Skipper allays fears he will not join the side amid a hectic playing schedule.
Captain Michael Clarke is confident the chronic back problem that has hampered him for years will not keep him out of Australia’s upcoming one-day series in India.
Clarke arrived back in Sydney late Wednesday after a gruelling England tour that saw Australia humbled 3-0 in the Test series before they bounced back to win the one-day international series 2-1.
His back flared up again before the final ODI in Southampton and Clarke said he would consult team physiotherapist Alex Kountouris and probably undergo scans, but remained hopeful he could go to India.

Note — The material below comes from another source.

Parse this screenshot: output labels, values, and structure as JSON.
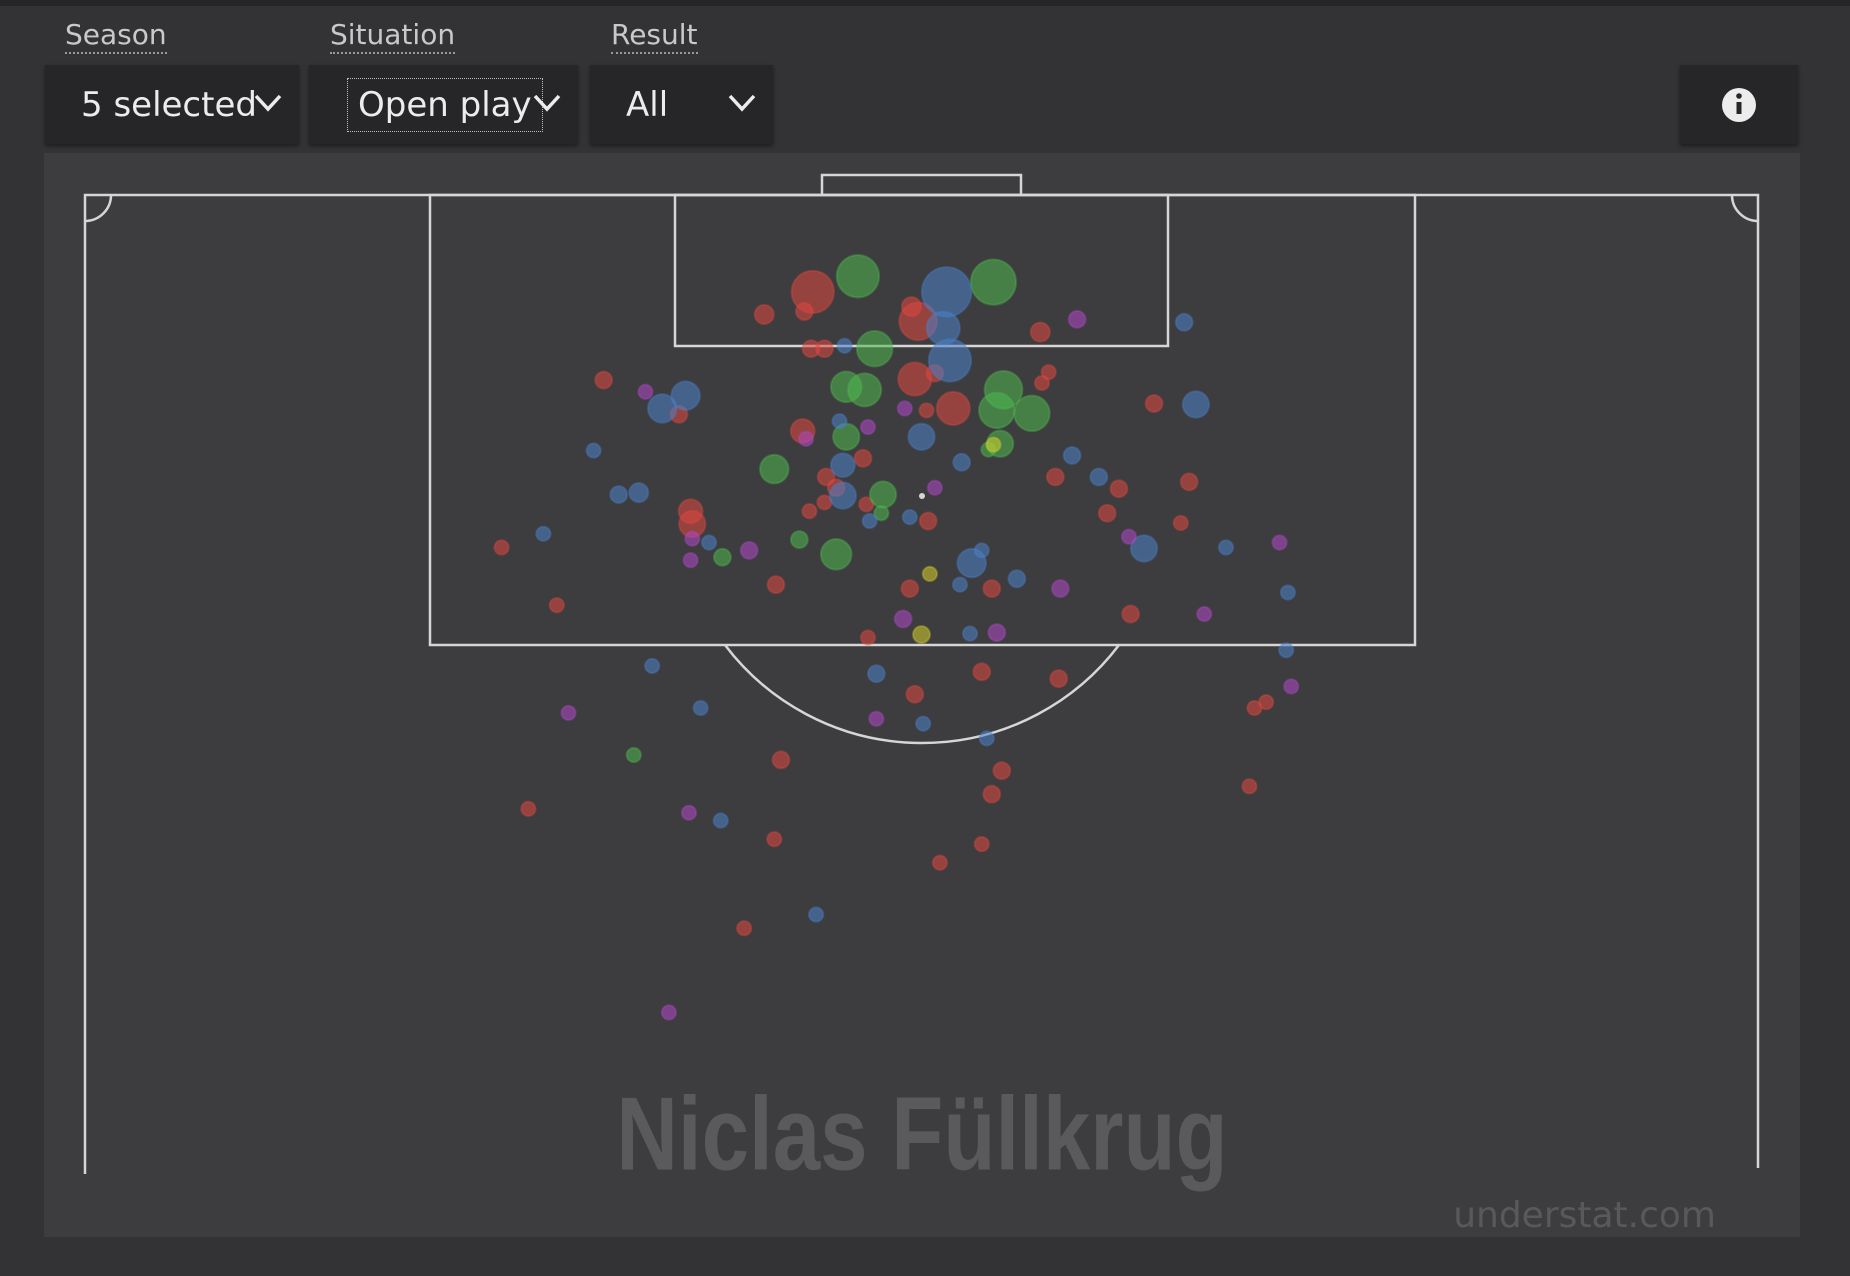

“No doubt it’s quite stiff and sore,” he told reporters at Sydney airport.
“But I’ll be guided by the experts on what I need to do now to try and get myself as fit as I can be.
“I would certainly like to go and continue to play. I’m enjoying my cricket at the moment.”

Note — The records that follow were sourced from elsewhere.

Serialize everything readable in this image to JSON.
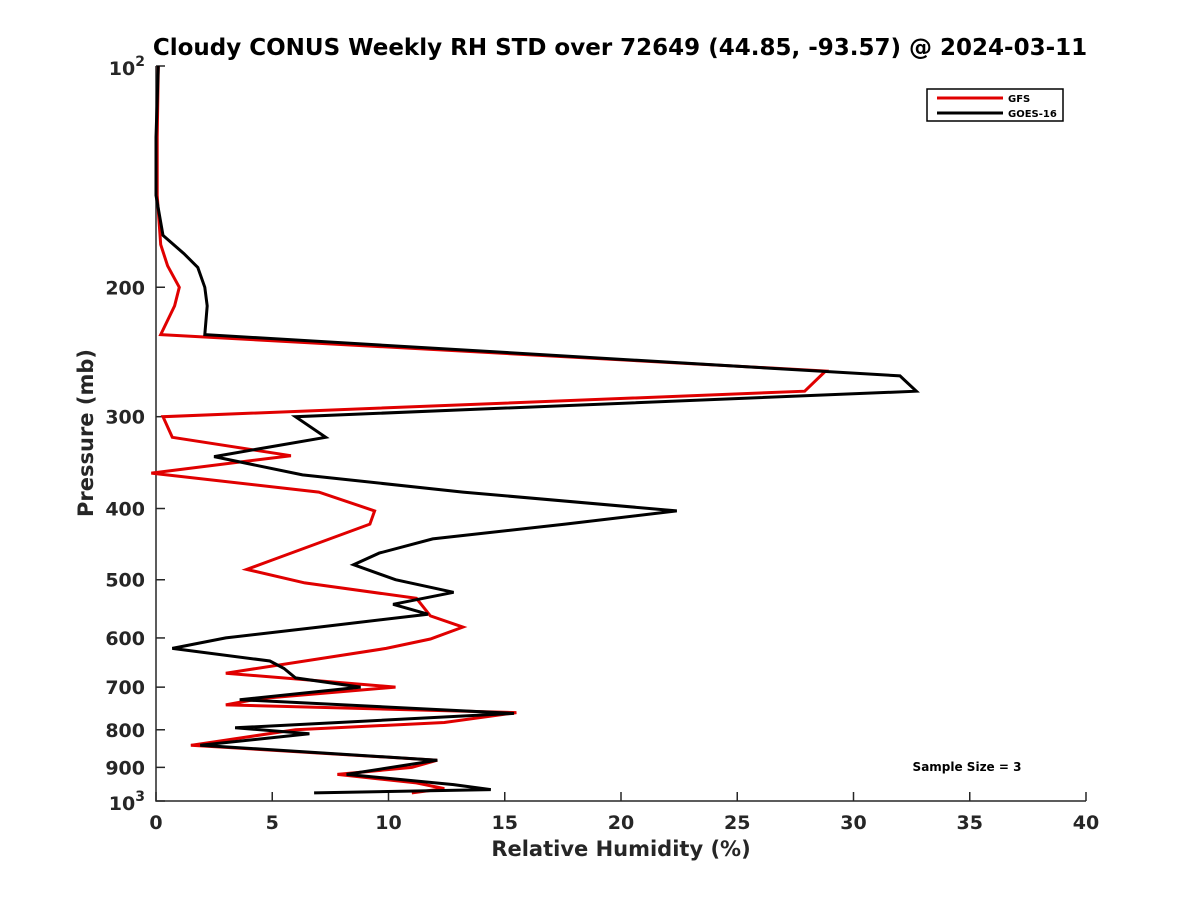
{
  "chart_data": {
    "type": "line",
    "title": "Cloudy CONUS Weekly RH STD over 72649 (44.85, -93.57) @ 2024-03-11",
    "xlabel": "Relative Humidity (%)",
    "ylabel": "Pressure (mb)",
    "xlim": [
      0,
      40
    ],
    "ylim": [
      100,
      1000
    ],
    "y_scale": "log",
    "y_reversed": true,
    "x_ticks": [
      0,
      5,
      10,
      15,
      20,
      25,
      30,
      35,
      40
    ],
    "y_ticks": [
      100,
      200,
      300,
      400,
      500,
      600,
      700,
      800,
      900,
      1000
    ],
    "y_tick_labels": [
      {
        "base": "10",
        "exp": "2"
      },
      "200",
      "300",
      "400",
      "500",
      "600",
      "700",
      "800",
      "900",
      {
        "base": "10",
        "exp": "3"
      }
    ],
    "grid": false,
    "legend_position": "top-right",
    "annotation": "Sample Size = 3",
    "series": [
      {
        "name": "GFS",
        "color": "#e00000",
        "points": [
          [
            0.1,
            100
          ],
          [
            0.05,
            125
          ],
          [
            0.05,
            150
          ],
          [
            0.2,
            175
          ],
          [
            0.5,
            187
          ],
          [
            1.0,
            200
          ],
          [
            0.8,
            212
          ],
          [
            0.2,
            232
          ],
          [
            28.8,
            260
          ],
          [
            27.9,
            277
          ],
          [
            0.3,
            300
          ],
          [
            0.7,
            320
          ],
          [
            5.8,
            339
          ],
          [
            -0.2,
            358
          ],
          [
            7.0,
            380
          ],
          [
            9.4,
            403
          ],
          [
            9.2,
            420
          ],
          [
            5.0,
            470
          ],
          [
            3.9,
            484
          ],
          [
            6.4,
            505
          ],
          [
            11.2,
            530
          ],
          [
            11.8,
            560
          ],
          [
            13.2,
            580
          ],
          [
            11.8,
            602
          ],
          [
            9.9,
            620
          ],
          [
            3.0,
            670
          ],
          [
            10.3,
            700
          ],
          [
            4.4,
            726
          ],
          [
            3.0,
            740
          ],
          [
            15.5,
            758
          ],
          [
            12.4,
            782
          ],
          [
            6.0,
            800
          ],
          [
            1.5,
            840
          ],
          [
            12.1,
            880
          ],
          [
            11.0,
            900
          ],
          [
            7.8,
            920
          ],
          [
            11.2,
            945
          ],
          [
            12.4,
            962
          ],
          [
            11.0,
            975
          ]
        ]
      },
      {
        "name": "GOES-16",
        "color": "#000000",
        "points": [
          [
            0.1,
            100
          ],
          [
            0.0,
            125
          ],
          [
            0.0,
            150
          ],
          [
            0.3,
            170
          ],
          [
            1.2,
            180
          ],
          [
            1.8,
            188
          ],
          [
            2.1,
            200
          ],
          [
            2.2,
            212
          ],
          [
            2.1,
            232
          ],
          [
            32.0,
            264
          ],
          [
            32.7,
            277
          ],
          [
            6.0,
            300
          ],
          [
            7.3,
            320
          ],
          [
            2.5,
            340
          ],
          [
            6.3,
            360
          ],
          [
            13.2,
            380
          ],
          [
            22.4,
            403
          ],
          [
            17.6,
            420
          ],
          [
            11.9,
            440
          ],
          [
            9.6,
            460
          ],
          [
            8.5,
            477
          ],
          [
            10.3,
            500
          ],
          [
            12.8,
            520
          ],
          [
            10.2,
            540
          ],
          [
            11.7,
            557
          ],
          [
            7.0,
            580
          ],
          [
            3.0,
            600
          ],
          [
            0.7,
            620
          ],
          [
            4.9,
            645
          ],
          [
            5.5,
            660
          ],
          [
            6.0,
            680
          ],
          [
            8.8,
            700
          ],
          [
            3.6,
            728
          ],
          [
            15.4,
            760
          ],
          [
            3.4,
            795
          ],
          [
            6.6,
            810
          ],
          [
            1.9,
            840
          ],
          [
            12.1,
            880
          ],
          [
            8.2,
            920
          ],
          [
            12.8,
            950
          ],
          [
            14.4,
            965
          ],
          [
            6.8,
            975
          ]
        ]
      }
    ]
  }
}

“It was a good win for us in the ODI series and we need to keep that momentum going,” he added. “The last couple of weeks were a good start and (I) hope we can keep that going in India.”

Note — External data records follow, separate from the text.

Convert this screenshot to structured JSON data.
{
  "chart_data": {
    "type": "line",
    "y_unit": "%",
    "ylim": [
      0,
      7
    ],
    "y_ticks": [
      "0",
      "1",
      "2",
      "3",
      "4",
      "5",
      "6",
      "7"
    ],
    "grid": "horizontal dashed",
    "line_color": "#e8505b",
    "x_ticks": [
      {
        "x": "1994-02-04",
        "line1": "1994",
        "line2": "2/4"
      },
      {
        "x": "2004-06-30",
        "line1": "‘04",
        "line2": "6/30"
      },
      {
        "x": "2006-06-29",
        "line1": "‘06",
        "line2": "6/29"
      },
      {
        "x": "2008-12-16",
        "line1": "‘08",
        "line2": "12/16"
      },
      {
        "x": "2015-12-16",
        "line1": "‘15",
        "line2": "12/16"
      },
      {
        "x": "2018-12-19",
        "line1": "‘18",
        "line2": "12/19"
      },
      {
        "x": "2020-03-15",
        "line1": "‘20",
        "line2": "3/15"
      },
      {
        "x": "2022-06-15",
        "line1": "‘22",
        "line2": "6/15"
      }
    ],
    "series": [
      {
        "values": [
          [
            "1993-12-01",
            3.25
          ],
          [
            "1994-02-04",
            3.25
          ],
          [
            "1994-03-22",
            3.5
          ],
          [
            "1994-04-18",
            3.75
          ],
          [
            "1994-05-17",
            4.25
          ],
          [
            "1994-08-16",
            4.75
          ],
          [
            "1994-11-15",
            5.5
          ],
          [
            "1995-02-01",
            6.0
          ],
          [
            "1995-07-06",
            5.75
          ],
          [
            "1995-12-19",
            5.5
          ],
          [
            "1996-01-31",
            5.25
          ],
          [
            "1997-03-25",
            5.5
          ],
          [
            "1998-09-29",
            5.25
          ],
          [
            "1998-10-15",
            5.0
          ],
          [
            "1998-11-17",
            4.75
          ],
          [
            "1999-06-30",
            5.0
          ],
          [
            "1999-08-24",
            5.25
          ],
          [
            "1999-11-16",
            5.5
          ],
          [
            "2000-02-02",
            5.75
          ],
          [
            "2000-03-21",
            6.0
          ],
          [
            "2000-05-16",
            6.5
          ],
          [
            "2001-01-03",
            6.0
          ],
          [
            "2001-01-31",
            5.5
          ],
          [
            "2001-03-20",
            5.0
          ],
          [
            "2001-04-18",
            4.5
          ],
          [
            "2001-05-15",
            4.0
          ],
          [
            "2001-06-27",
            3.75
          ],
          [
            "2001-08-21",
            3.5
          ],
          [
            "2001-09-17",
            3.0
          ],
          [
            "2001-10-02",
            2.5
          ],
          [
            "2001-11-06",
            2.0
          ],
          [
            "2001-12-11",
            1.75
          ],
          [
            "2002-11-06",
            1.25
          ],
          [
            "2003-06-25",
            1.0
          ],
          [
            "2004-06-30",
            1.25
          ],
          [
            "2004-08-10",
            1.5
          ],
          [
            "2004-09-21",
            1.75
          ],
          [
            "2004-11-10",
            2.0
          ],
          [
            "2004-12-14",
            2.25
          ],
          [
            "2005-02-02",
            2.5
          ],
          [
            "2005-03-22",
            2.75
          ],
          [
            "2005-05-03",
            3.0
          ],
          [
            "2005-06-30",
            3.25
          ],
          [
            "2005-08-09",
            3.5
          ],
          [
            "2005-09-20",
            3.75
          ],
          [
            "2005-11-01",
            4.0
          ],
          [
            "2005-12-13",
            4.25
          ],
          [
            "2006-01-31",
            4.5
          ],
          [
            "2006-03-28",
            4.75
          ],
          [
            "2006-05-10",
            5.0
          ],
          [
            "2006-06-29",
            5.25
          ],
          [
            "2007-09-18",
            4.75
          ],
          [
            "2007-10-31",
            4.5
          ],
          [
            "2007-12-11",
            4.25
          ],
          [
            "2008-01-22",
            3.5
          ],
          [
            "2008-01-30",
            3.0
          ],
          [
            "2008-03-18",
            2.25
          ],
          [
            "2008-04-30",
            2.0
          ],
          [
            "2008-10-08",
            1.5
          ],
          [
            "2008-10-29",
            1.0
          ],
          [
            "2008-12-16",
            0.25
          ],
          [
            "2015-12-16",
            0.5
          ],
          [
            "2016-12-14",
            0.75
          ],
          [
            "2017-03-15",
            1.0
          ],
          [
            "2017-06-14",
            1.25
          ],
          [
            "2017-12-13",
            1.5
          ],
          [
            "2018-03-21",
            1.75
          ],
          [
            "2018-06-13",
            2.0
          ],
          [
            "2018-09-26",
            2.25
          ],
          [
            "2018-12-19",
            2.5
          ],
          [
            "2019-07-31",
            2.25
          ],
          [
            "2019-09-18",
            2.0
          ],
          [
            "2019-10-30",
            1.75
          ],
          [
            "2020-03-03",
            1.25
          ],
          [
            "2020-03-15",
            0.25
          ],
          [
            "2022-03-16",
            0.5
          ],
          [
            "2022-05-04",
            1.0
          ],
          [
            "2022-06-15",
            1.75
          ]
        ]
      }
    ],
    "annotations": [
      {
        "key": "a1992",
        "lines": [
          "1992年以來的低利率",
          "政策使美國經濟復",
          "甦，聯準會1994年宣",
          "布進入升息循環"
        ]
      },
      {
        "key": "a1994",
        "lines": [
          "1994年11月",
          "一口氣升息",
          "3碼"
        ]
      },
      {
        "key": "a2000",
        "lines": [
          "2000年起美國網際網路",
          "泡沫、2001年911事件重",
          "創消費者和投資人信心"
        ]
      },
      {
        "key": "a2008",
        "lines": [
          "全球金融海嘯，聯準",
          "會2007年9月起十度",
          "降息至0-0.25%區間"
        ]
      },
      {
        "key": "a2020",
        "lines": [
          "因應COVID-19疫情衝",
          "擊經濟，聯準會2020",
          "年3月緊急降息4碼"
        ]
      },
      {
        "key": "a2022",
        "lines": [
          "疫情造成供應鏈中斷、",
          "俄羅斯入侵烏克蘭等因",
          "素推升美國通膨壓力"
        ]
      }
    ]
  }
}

Australia are due to play seven ODIs and one Twenty20 international in India. The T20 game, which kicks off the tour, is on October 10 in Rajkot.
The squad is yet to be announced but The Sydney Morning Herald said veteran wicketkeeper Brad Haddin was in line for a recall after Matthew Wade had a lean tour of England.
Haddin, 35, was brought back into the Test side in place of Wade for the Ashes to serve as Clarke’s vice-captain and he broke Rod Marsh’s 30-year-old record for the most dismissals in a series, but he was not in the one-day team.
Before the final Test at the Oval he signalled a desire to play in the 2015 World Cup in Australia.
Clarke insisted a lot of positives came out of the England tour, despite the Ashes disappointment. But he would not be drawn on where Australia needed to improve for the return series starting in November.
“I don’t think it’s right to go into specifics, we just have to play better cricket more consistently,” he said.
“In patches we played some really good cricket but over a five-Test series you’ve got to be at your best consistently throughout the whole time and we just didn’t quite do that.”